Chers membres de la Coalition S :
La Société historique du Canada souhaite exprimer ses préoccupations et son opposition au Plan S tel qu'il est actuellement conçu.  Nous nous joignons à de nombreux autres organismes de recherche en sciences humaines et sociales pour souligner que le modèle proposé dans le Plan S est axé sur les revues scientifiques et qu'il est incompatible avec les modèles de pratique et de financement de la recherche en sciences humaines.  De plus, le plan créera un clivage regrettable et inutile entre la recherche financée et publiée en Europe et la recherche en Amérique du Nord et ailleurs dans le monde.  Nous vous exhortons plutôt à examiner les moyens d'atteindre l'objectif souhaitable du libre accès tout en évitant de créer de nouveaux clivages inutiles entre l'Europe et l'Amérique, riches et pauvres, la recherche financée et celle qui ne l’est pas.
Avec plus de 850 membres, la Société historique du Canada représente les historiens professionnels du Canada. Nous publions une revue savante en accès libre (vert) qui a une version imprimée ainsi qu'une édition en ligne. Nous nous joignons à l'American Historical Association, à la Société royale du Canada, à l’Association canadienne des revues savantes et à de nombreux autres organismes pour affirmer que nous appuyons l'objectif principal du Plan S : que la recherche devrait être librement accessible à tous les utilisateurs, mais nous rejetons la vision étroite que le Plan S a choisie pour atteindre cet objectif.  
Le modèle consistant à faire payer les auteurs pour que leurs articles soient publiés par l'entremise de frais de traitement de l'auteur (FTA) est incompatible avec l'écosystème actuel de la recherche en histoire.
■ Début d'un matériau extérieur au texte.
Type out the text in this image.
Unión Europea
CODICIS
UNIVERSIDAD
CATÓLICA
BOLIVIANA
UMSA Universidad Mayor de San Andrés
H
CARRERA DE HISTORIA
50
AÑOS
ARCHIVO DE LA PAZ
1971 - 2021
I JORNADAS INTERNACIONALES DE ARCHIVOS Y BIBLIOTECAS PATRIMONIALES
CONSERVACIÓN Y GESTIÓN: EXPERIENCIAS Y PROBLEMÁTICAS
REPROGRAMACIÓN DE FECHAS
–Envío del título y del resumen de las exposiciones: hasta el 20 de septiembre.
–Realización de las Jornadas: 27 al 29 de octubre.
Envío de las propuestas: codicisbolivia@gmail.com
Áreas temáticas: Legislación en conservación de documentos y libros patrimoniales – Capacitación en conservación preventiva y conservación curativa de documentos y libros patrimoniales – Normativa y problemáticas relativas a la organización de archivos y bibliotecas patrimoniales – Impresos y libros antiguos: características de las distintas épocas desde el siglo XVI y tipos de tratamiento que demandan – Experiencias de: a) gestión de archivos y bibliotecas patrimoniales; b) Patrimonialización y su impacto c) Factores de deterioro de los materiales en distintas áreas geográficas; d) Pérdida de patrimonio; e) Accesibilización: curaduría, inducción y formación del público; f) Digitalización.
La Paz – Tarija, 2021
Il est totalement incompatible avec la publication de monographies et de recueils d'articles en sciences humaines. 
Dans votre plan, les organismes de financement intégreront le coût des FTA dans leurs subventions.  Cela peut bien fonctionner dans les disciplines où toute la recherche est financée par des organismes de financement externes distincts, où chaque subvention de recherche produira un nombre prévisible d'articles et où toutes les revues fonctionnent selon un programme de base de FTA. 
Par contre, le Plan S et les frais de traitement de l’auteur ne serviront pas de modèle de financement dans les humanités, où une grande partie de la recherche peut être effectuée sans subventions de recherche externes, de sorte qu'il n'existe aucun financement pour les FTA.  Il ne fonctionnera pas non plus lorsqu'une proportion importante de la recherche est produite par des chercheurs en début de carrière qui n'ont pas de poste universitaire permanent et qui n'ont pas les moyens de payer des FTA.  Le Plan S ne tient pas compte du fait qu'une grande partie de la publication en sciences humaines est effectuée par de petites organisations professionnelles comme la nôtre. Elle est financée par le biais d'un modèle qui comprend des frais d'abonnement ou d'adhésion très modestes, de subventions d’universités, d'organismes de financement ou d'organismes de bienfaisance, et elle est fortement subventionnée par des bénévoles qui s’occupent du processus éditorial et de la révision par les pairs. Il existe de solides arguments financiers et professionnels pour ne pas transformer tout l'écosystème en un modèle de FTA et il est impossible qu’une telle transformation ait lieu avant le 1er janvier 2020, date à laquelle le Plan S est censé entrer en vigueur.
Le libre accès en sciences humaines peut être réalisé par d'autres moyens qui ne perturbent pas l'ensemble du modèle éditorial et de l'examen scientifique qui ont évolué au cours de nombreuses décennies. Contrairement à certaines disciplines scientifiques et médicales où la rapidité d'exécution est essentielle et où les articles sont rapidement périmés, bien des articles en sciences humaines vielles de plusieurs décennies sont fréquemment cités dans de plus récents articles et ne sont pas périmés en quelques mois.  Dans un tel environnement, un système hybride où les abonnés obtiennent un accès immédiat et le public un accès après 6 ou 12 mois offre un libre accès qui ne pénalise pas de façon significative les auteurs ou le public et peut assurer une certaine stabilité financière aux revues. Un autre système où les organismes de financement paieraient directement le coût des activités d'édition des revues et des monographies plutôt qu'indirectement en subventionnant les frais de traitement de l’auteur coûterait la même chose aux bailleurs de fonds et permettrait un accès instantané au public.  Une autre avenue possible au libre accès serait de contraindre les auteurs à déposer leurs manuscrits et leurs documents de recherche dans un dépôt institutionnel sécurisé dans un délai précis après la publication de leurs textes. 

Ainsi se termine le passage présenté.